The Washington PostDemocracy Dies in Darkness

Why I am on strike in West Virginia

We know we'll never get rich as teachers. But after 29 years of teaching, I'm still living paycheck to paycheck.

Thousands of West Virginia teachers attend a rally on Feb. 26 in Charleston. (John Raby/AP)

The West Virginia teacher strike of 1990 took place during my first year of teaching. Now, in my 29th year of teaching high school mathematics, I’m on strike, again.

The average teacher’s salary in West Virginia is around $45,000, among the very worst in the nation; our last raise was $1,000 four years ago. It’s not uncommon for teachers in our state to work a second job. I have a master’s degree and nearly three decades of experience, and I make $49,950. My two sons and I live paycheck to paycheck, and I work admissions for sporting events for additional income. I actually make less now than I did in 2012 because of increases in premiums for our public employee insurance.

Like all educators, I didn’t go into education for the money. It’s a sentiment I’ve had thrown back in my face during the strike. But it’s true. We teach because we love watching our students learn and knowing that we are giving them the chance to someday be whatever they want.

I generally start my day an hour before my first class, arriving before 7 a.m., and stay after school to prepare for the next day or help my students. I’m a hands-on teacher; you rarely find me sitting at a desk. I offer my students retakes on every grade that they complete in my class, because math builds on itself. They complete these retakes during homeroom but also during my lunch break and after school.

Some of my students have very little, and an education is their chance to get out. Sadly, by “get out” I mean out of our state. My mother, a West Virginia teacher herself, told me to leave in 1989. I did not heed her advice. I started out in Jefferson County, intending to leave, but before I knew it, I was coaching, working extracurricular positions and building a family. I moved back to Harrison County within eight years to draw on family support. Without the support of my parents, I couldn’t provide my boys their home. This is a difficult statement for a 52-year-old mother to make.
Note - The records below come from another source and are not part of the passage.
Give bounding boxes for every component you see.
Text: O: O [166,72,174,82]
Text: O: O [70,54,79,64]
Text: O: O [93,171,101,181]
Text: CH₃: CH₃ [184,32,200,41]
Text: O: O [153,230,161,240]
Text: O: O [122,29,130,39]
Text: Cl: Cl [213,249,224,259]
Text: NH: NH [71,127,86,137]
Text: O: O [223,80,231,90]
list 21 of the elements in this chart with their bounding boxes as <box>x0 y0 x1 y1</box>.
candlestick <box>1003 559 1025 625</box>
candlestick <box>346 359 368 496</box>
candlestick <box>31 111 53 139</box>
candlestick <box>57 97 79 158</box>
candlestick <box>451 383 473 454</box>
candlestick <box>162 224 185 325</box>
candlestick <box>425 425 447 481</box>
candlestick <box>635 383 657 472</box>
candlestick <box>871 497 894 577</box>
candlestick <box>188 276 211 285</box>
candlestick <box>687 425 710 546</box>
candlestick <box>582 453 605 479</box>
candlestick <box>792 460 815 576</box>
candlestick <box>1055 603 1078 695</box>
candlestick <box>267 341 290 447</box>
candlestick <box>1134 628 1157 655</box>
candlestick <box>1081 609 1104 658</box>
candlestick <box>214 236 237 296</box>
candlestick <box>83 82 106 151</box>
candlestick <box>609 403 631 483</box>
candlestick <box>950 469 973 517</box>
I never dreamed that I would have to stand up almost 30 years later to Gov. Jim Justice and the Republican-led West Virginia legislature. Our state ranked 49th in teacher pay in 1990, and here we are again, still at the bottom. Teachers are not standing for it. The masses filling Charleston to protest are far beyond anything the state capital has ever seen. The language used by the governor and the leadership in the legislature toward teachers has done nothing but fuel the fire. It’s time to address a true cost of living increase on a regular basis to keep good teachers from moving to border states. Someone in the state government needs to be the hero for education and realize that a great education system is the backbone of a great state. The state’s current proposal would cap raises at $808 next year and $404 for two years after that, which doesn’t come close to lifting our salaries to the point where many of us wouldn’t need a second job.

This is not an easy fight. A month ago, when I could see the strike coming, I told my older son, a senior at West Virginia University, to tighten his spending. We are in it for the long haul, and we could easily get to the point where we go without pay. Luxuries like having a personal phone, Internet and television would be the first things to go. At home, we’re eating grilled cheese sandwiches and soup in preparation, because we don’t know what’s going to happen.

There are many moments in teaching that pay us in a different way: when a student has an “aha!” moment, when a kid thinks he can’t do math and then he realizes he can. I’ll never quit this job because of moments like these. But it’s not always easy, and public school employees must be able to provide for our families, too. People criticizing us need to walk in our shoes. They need to drive a bus with 40 kids to school. They need to sit in the office, answer the phones and hear all the things we’re dealing with. They need to stand in the nurse’s office and see all the kids we take care of. Stand in our shoes, and you’ll understand.